2.14.2006

Open For Business

For those of you who frequent the halls of Houston's First Baptist Church, you are welcome to drop by my office now anytime! I am located on the 2nd floor in the Education Suite right in the middle of the "Hall Of Pastors" -- between B. F. Riley and Joseph Leonard Gross. If you know where the Connection Center is on the 1st floor, we are basically right above that.

Being a sucker for history and heritage, I did some quick googling on the two men mentioned above.
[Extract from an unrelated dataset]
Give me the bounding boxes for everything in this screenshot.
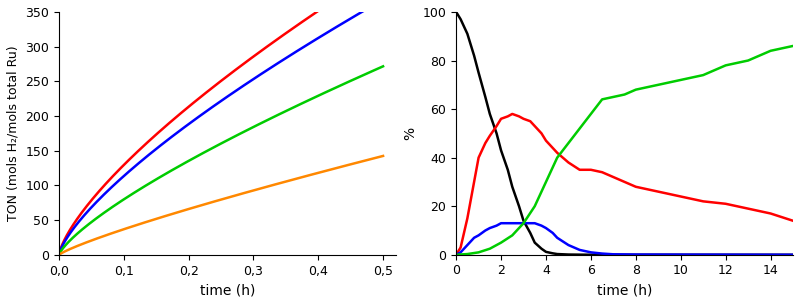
X-axis label: time (h): time (h) (200, 283, 255, 297)
X-axis label: time (h): time (h) (597, 283, 652, 297)
Y-axis label: TON (mols H₂/mols total Ru): TON (mols H₂/mols total Ru) (7, 46, 20, 221)
Y-axis label: %: % (403, 127, 417, 140)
I've come up short on information about Dr. Gross. However, the caption under his picture here in the hallway says that the idea for the Star of Hope mission began during a prayer meeting in his office. He was also active in the founding of the Baptist Hospital, which later became the Memorial Hospital System and is now the Memorial Hermann Healthcare System.
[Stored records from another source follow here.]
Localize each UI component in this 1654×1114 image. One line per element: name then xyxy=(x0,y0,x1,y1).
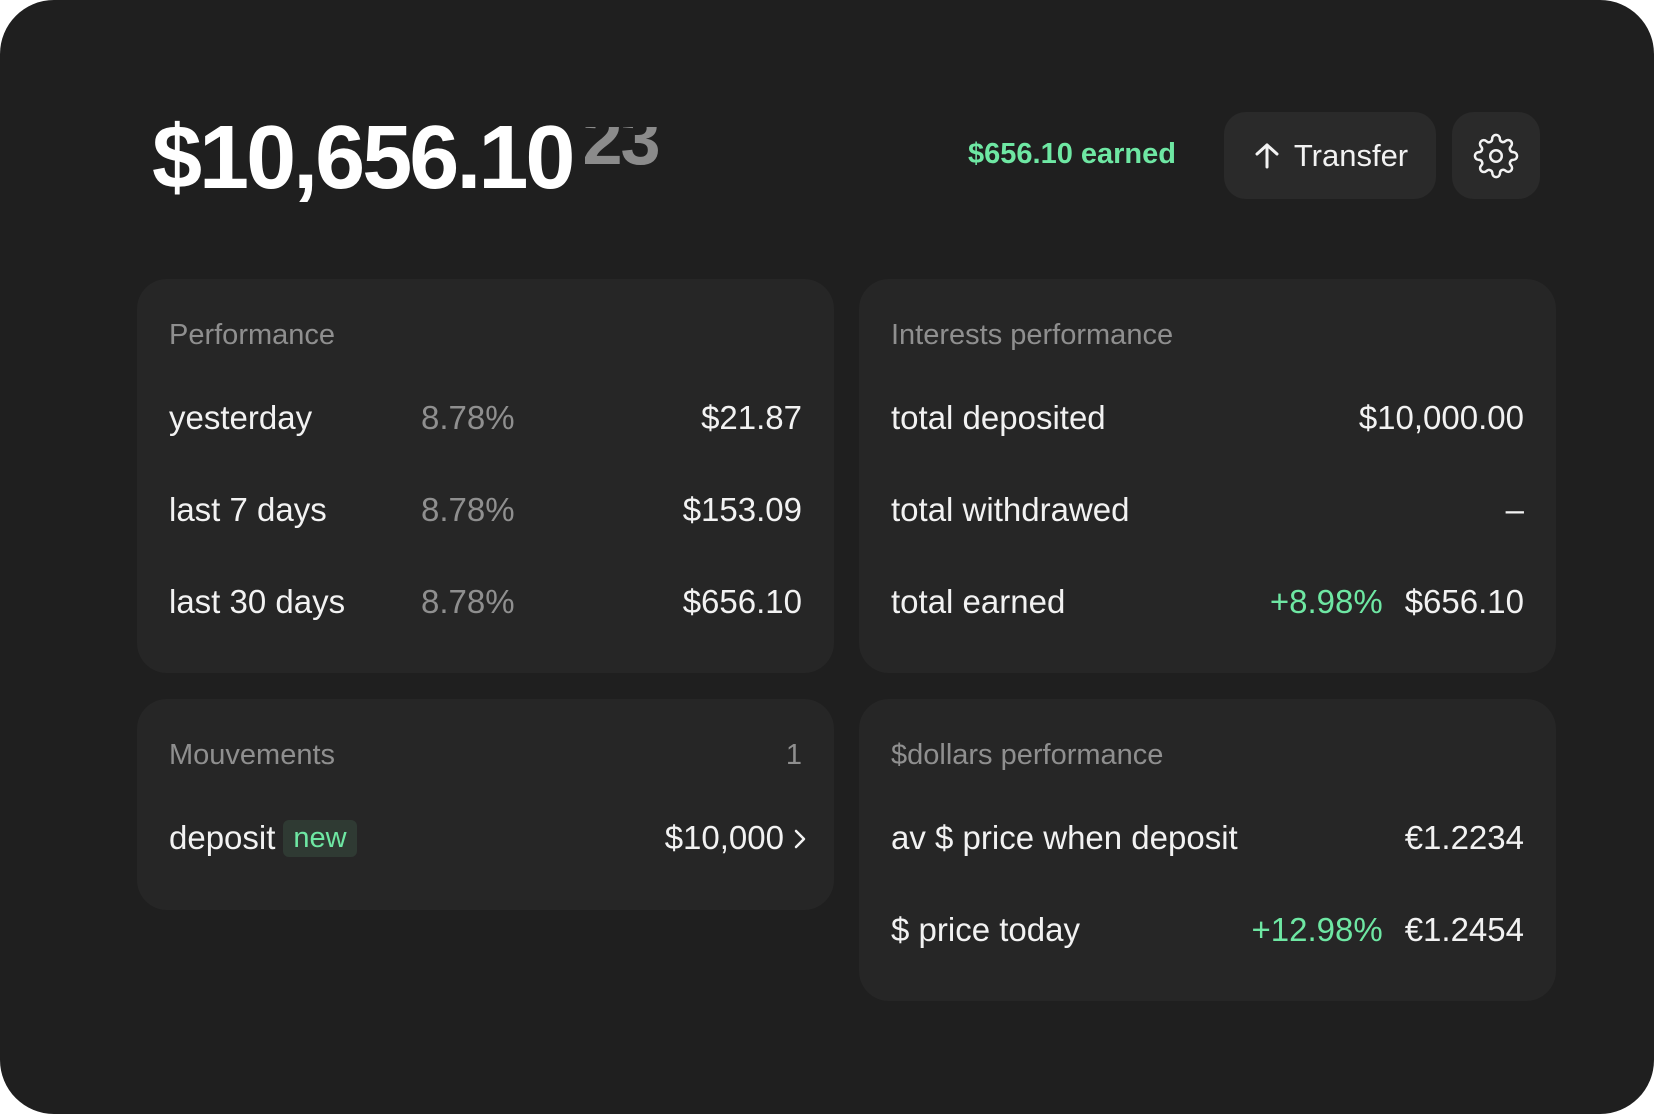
balance-rolling-digits: 23 xyxy=(582,127,659,180)
dollars-card: $dollars performance av $ price when dep… xyxy=(859,699,1556,1001)
movement-value: $10,000 xyxy=(664,819,784,856)
new-badge: new xyxy=(283,820,357,857)
movements-title: Mouvements xyxy=(169,739,336,771)
dollars-label: av $ price when deposit xyxy=(891,819,1238,856)
interests-title: Interests performance xyxy=(891,319,1174,351)
interests-value: $656.10 xyxy=(1404,583,1524,620)
performance-card: Performance yesterday 8.78% $21.87 last … xyxy=(137,279,834,673)
total-balance: $10,656.10 23 xyxy=(152,108,659,208)
performance-row: last 30 days 8.78% $656.10 xyxy=(169,583,802,627)
period-rate: 8.78% xyxy=(421,583,515,620)
dollars-row: $ price today +12.98% €1.2454 xyxy=(891,911,1524,955)
interests-row: total withdrawed – xyxy=(891,491,1524,535)
dollars-row: av $ price when deposit €1.2234 xyxy=(891,819,1524,863)
period-value: $656.10 xyxy=(682,583,802,620)
arrow-up-icon xyxy=(1252,141,1282,171)
movement-item[interactable]: deposit new $10,000 xyxy=(169,819,806,863)
price-change: +12.98% xyxy=(1251,911,1383,948)
settings-button[interactable] xyxy=(1452,112,1540,199)
period-rate: 8.78% xyxy=(421,491,515,528)
chevron-right-icon xyxy=(792,821,808,859)
interests-value: $10,000.00 xyxy=(1358,399,1524,436)
dollars-value: €1.2454 xyxy=(1404,911,1524,948)
interests-row: total earned +8.98% $656.10 xyxy=(891,583,1524,627)
period-label: last 30 days xyxy=(169,583,346,620)
interests-label: total earned xyxy=(891,583,1066,620)
transfer-button[interactable]: Transfer xyxy=(1224,112,1436,199)
interests-row: total deposited $10,000.00 xyxy=(891,399,1524,443)
movement-label: deposit xyxy=(169,819,276,856)
period-label: yesterday xyxy=(169,399,313,436)
balance-value: $10,656.10 xyxy=(152,107,575,208)
interests-label: total withdrawed xyxy=(891,491,1130,528)
period-value: $153.09 xyxy=(682,491,802,528)
dollars-value-group: +12.98% €1.2454 xyxy=(1252,911,1525,949)
performance-row: last 7 days 8.78% $153.09 xyxy=(169,491,802,535)
movements-count: 1 xyxy=(785,739,802,771)
interests-label: total deposited xyxy=(891,399,1106,436)
interests-value-group: +8.98% $656.10 xyxy=(1270,583,1524,621)
earned-change: +8.98% xyxy=(1269,583,1383,620)
movement-label-group: deposit new xyxy=(169,819,357,859)
interests-card: Interests performance total deposited $1… xyxy=(859,279,1556,673)
gear-icon xyxy=(1473,133,1519,179)
movements-card: Mouvements 1 deposit new $10,000 xyxy=(137,699,834,910)
movement-value-group: $10,000 xyxy=(665,819,808,857)
performance-title: Performance xyxy=(169,319,336,351)
dollars-title: $dollars performance xyxy=(891,739,1164,771)
interests-value: – xyxy=(1505,491,1524,528)
period-label: last 7 days xyxy=(169,491,327,528)
period-value: $21.87 xyxy=(701,399,802,436)
period-rate: 8.78% xyxy=(421,399,515,436)
transfer-label: Transfer xyxy=(1293,137,1409,173)
dollars-label: $ price today xyxy=(891,911,1080,948)
earned-amount: $656.10 earned xyxy=(968,138,1176,170)
performance-row: yesterday 8.78% $21.87 xyxy=(169,399,802,443)
dollars-value: €1.2234 xyxy=(1404,819,1524,856)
My googling was more productive for B. F. Riley. Here's an excerpt from an article in the Baptist Standard commemorating the 100th anniversary of the 1900 hurricane in Galveston:

The building of First Baptist Church of Houston was destroyed. Pastor B.F. Riley had come to the church only a week earlier. At the time, the church had a membership of about 575 and a building valued at $37,000.

In the Sept. 13 Baptist Standard, Riley reported that wind and rain battered Houston and his church for 10 to 12 hours.

"Houses are demolished, and the streets are barricaded with beams, bricks and stones, trees, telegraph poles and wires," he wrote. "Among the wrecked buildings is the Baptist church. The steeple in falling carried away the whole south end of the building. The remainder is practically useless for service. Our people have suffered severely. ... I have never seen more universal desolation."

At the time, First Baptist Church of Houston was the largest in Union Baptist Association, which then listed 27 churches and covered a vast area, including Galveston.